Even thought summer is over, it is still all about the views and the hike. It was much colder and the first thing we encountered on our way up to Albert Mountain was a shallow stream crossing.

I remember after climbing Fry Pan Mountain and the fire tower there, saying that the next thing I would like to do is to climb as many fire towers as possible in North Carolina. The Albert Mountain Fire Tower sits squarely on the Appalachian Trail (AT). So, that location was attractive to us. We know the AT is usually well-maintained and though it was leaf scattered on this day, it was a beautiful short hike.

On the way to the trail, and at the lower elevations, the colors were still very impressive.

There are two ways to drive up to the trailhead at Albert Mountain. We chose to leave from near Franklin, NC, because we felt this road would be better and take less time. The Forest Road out of Otto, NC, is currently very rutty and difficult to drive with its hairpin curves. The FS 67 road in this photo was perfect, well-graded and easy to travel.

The adventure begins at a gravel parking area off the graveled FS67 in the Standing Indian area of the southern Nantahala National Forest (view maps and driving directions). Once you get out of your car, look for the blue blazes. You will hike through a metal gate to the north, and follow a blue-blazed access trail to the northeast. The beautiful part of this hike (there are many) is how it begins through a dense forest of gnarly-branched rhododendron. I love walking through these “tunnels.”

You reach the Appalachian Trail quickly at .3 mile. Go to your right and begin to follow the white-blazes, which clearly lets you know that you are on the AT.

No joking here: the Albert Mountain trail is a steep ascent, climbing southbound toward the summit. It’s a short trail but it is “strenuous.” That’s what it is labeled, but I did not have a problem with the climb. I did stop once just to “catch my breath.”

Honestly, it is a straight up climb but nothing that was too challenging, especially after climbing Devil’s Courthouse a couple of times this past summer.

There is another moderately challenging 4-mile out-and-back hike that travels a scenic stretch of the Appalachian Trail near Franklin, NC, so you have choices! We would have taken that route, but we got a later than normal start and knew we would racing against a setting sun coming back down the trail.

This  is a beautiful stretch of the Nantahala National Forest, and the drive from Franklin, NC, is very scenic. Many who hike the AT say that north Georgia and this part of North Carolina is some of the best scenery. The hike up and back requires some light scrambling over exposed rock – but it’s so worth it. The views are simply unforgettable.

In this photo, Anne is looking up at the fire tower. We had made it to the summit!

The summit is very interesting. The tower was built in the early 50s to replace an older, wooden structure on Standing Indian Mountain.
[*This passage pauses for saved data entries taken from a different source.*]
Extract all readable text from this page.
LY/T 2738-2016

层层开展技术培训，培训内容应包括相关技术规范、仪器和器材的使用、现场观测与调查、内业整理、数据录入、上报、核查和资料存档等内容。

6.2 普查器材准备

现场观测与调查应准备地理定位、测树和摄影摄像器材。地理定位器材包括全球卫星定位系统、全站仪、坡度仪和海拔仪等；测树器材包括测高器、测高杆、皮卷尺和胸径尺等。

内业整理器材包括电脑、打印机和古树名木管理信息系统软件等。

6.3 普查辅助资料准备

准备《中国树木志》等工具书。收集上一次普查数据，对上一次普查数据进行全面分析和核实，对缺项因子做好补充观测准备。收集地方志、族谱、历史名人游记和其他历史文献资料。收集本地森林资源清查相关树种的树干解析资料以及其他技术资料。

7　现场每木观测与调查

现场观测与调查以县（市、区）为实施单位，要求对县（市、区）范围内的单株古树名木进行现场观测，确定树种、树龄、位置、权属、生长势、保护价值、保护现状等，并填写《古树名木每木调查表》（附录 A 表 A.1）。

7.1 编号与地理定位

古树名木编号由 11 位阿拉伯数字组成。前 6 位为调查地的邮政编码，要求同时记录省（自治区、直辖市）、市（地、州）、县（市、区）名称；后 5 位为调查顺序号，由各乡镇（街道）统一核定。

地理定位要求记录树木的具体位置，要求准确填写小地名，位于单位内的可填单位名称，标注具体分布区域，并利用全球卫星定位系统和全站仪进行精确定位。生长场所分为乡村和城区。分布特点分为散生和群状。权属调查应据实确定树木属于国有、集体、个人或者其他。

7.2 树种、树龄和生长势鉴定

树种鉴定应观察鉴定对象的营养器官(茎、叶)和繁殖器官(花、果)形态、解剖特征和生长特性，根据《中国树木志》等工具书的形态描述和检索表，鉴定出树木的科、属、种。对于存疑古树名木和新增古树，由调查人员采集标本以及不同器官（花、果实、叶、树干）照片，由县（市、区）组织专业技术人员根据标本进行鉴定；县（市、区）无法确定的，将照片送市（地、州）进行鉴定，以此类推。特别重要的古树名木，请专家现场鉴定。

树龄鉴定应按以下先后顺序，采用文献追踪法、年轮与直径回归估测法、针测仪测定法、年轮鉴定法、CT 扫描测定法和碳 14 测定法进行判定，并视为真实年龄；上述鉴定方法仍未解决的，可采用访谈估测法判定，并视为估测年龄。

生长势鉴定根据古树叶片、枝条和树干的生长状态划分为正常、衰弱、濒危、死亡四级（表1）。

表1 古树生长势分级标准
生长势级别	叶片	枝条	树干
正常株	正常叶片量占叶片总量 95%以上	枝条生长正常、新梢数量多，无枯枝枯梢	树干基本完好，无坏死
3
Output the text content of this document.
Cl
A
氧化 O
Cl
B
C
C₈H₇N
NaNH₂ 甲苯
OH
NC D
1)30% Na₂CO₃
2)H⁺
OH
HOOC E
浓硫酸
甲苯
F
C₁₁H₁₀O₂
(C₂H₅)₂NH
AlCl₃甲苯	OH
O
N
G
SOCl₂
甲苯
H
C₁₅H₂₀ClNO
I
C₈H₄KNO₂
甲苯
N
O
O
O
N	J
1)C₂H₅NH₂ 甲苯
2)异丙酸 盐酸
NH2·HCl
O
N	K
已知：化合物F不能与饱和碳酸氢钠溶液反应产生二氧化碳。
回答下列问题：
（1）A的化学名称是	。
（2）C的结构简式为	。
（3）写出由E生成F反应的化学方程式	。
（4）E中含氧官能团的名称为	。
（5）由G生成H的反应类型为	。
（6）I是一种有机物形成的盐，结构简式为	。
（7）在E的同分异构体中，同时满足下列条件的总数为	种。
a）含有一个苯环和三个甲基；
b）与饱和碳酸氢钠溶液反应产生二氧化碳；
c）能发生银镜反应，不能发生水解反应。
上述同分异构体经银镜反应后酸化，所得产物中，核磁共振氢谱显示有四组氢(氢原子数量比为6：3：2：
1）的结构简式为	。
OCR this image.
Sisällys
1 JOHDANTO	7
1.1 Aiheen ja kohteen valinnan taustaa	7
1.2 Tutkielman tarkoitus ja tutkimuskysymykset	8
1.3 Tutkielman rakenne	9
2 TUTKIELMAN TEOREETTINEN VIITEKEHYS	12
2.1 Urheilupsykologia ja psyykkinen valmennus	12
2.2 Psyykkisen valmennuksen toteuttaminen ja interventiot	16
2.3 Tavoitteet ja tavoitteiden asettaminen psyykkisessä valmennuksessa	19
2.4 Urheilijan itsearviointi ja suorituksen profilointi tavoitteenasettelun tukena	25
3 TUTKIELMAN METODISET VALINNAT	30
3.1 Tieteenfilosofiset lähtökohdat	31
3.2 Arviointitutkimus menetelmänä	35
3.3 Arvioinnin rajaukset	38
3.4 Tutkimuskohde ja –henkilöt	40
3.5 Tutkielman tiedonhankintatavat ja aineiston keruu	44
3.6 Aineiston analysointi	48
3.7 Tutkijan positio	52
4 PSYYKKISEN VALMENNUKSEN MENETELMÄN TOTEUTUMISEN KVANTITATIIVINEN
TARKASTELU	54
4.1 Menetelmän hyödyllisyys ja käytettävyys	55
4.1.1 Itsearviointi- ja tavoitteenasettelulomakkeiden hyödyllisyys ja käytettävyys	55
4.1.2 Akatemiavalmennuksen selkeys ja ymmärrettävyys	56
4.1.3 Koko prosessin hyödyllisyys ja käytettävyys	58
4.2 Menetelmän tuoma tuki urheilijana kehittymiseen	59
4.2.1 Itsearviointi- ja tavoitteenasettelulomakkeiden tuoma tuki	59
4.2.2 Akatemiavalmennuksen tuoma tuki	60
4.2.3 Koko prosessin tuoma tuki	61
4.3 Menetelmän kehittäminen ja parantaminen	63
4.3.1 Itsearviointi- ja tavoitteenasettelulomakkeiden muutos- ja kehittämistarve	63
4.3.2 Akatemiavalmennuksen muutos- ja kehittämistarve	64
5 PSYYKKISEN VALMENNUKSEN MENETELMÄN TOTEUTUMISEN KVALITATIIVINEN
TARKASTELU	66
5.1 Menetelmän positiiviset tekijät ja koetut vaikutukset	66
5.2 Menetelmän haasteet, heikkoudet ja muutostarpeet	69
It’s in great shape though I think I like the one at Frying Pan a little better. I like this trail a lot better but maybe, I like the Frying Pan tower better because it was open. This tower was closed and was once a live-in tower with rangers manning it for extended periods.

I would like to see the tower on Yellow Mountain, but that includes a 12 mile hike to get there, and my legs won’t quite let me do that right now.


I mean, yea, you have to take this photo, right?

There are so many mountain peaks surrounding us!  We stopped to look at the graphics and to recount all the mountains we have climbed. Then we said, “Let’s go climb this tower!”

We were not disappointed with the views. . . . But tell me what is missing?! The deep blues of the Blue Ridge are gone for now. The mountains are beginning to winter, and we’ll have to winter with them. No choice in this matter! (smile)

We were up over 5,900 feet—almost to my 6,000 foot “love.” I cannot explain it but if I’m up over 6K, my body feels absolutely wonderful. This view was pretty cool. Pat says it is “framed!”

She climbed up the final steps with me and posed for photos. I will point this out: there is no one, like a ranger, around to tell you not to do crazy things. At Frying Pan, we saw people doing very dangerous things. Fearless but not smart things like climbing outside and along the metal railings!

This time Anne made it to the first landing. I understand having a fear of heights. I once hated the thought of climbing something like this, but once again, cancer changed me. Now, I press on telling myself that few things are more dangerous than chemo!

I saved this view for the last. The mountains in the background are “our” Balsam Mountains: Black Balsam, Tennent, and Sam’s Knob. Beloved indeed! I stood for a moment looking longingly at them. Of course, we’ll try to find a way to visit that area in the winter but weather then is pretty brutal and usually the BRPW is closed.

Back on the ground we quickly found ourselves on the AT heading north. Anne asked me where people camp in places like this, and I showed her little openings in the forest where people had made campsites. My friend Amy would have trekked through this area but I don’t think she camped here. Or at least, I don’t remember her writing about it in her online AT Journal. Most people keep moving north on the AT, they know they have a destination to reach—Maine and Mt. Katahdin and you have to do that before October!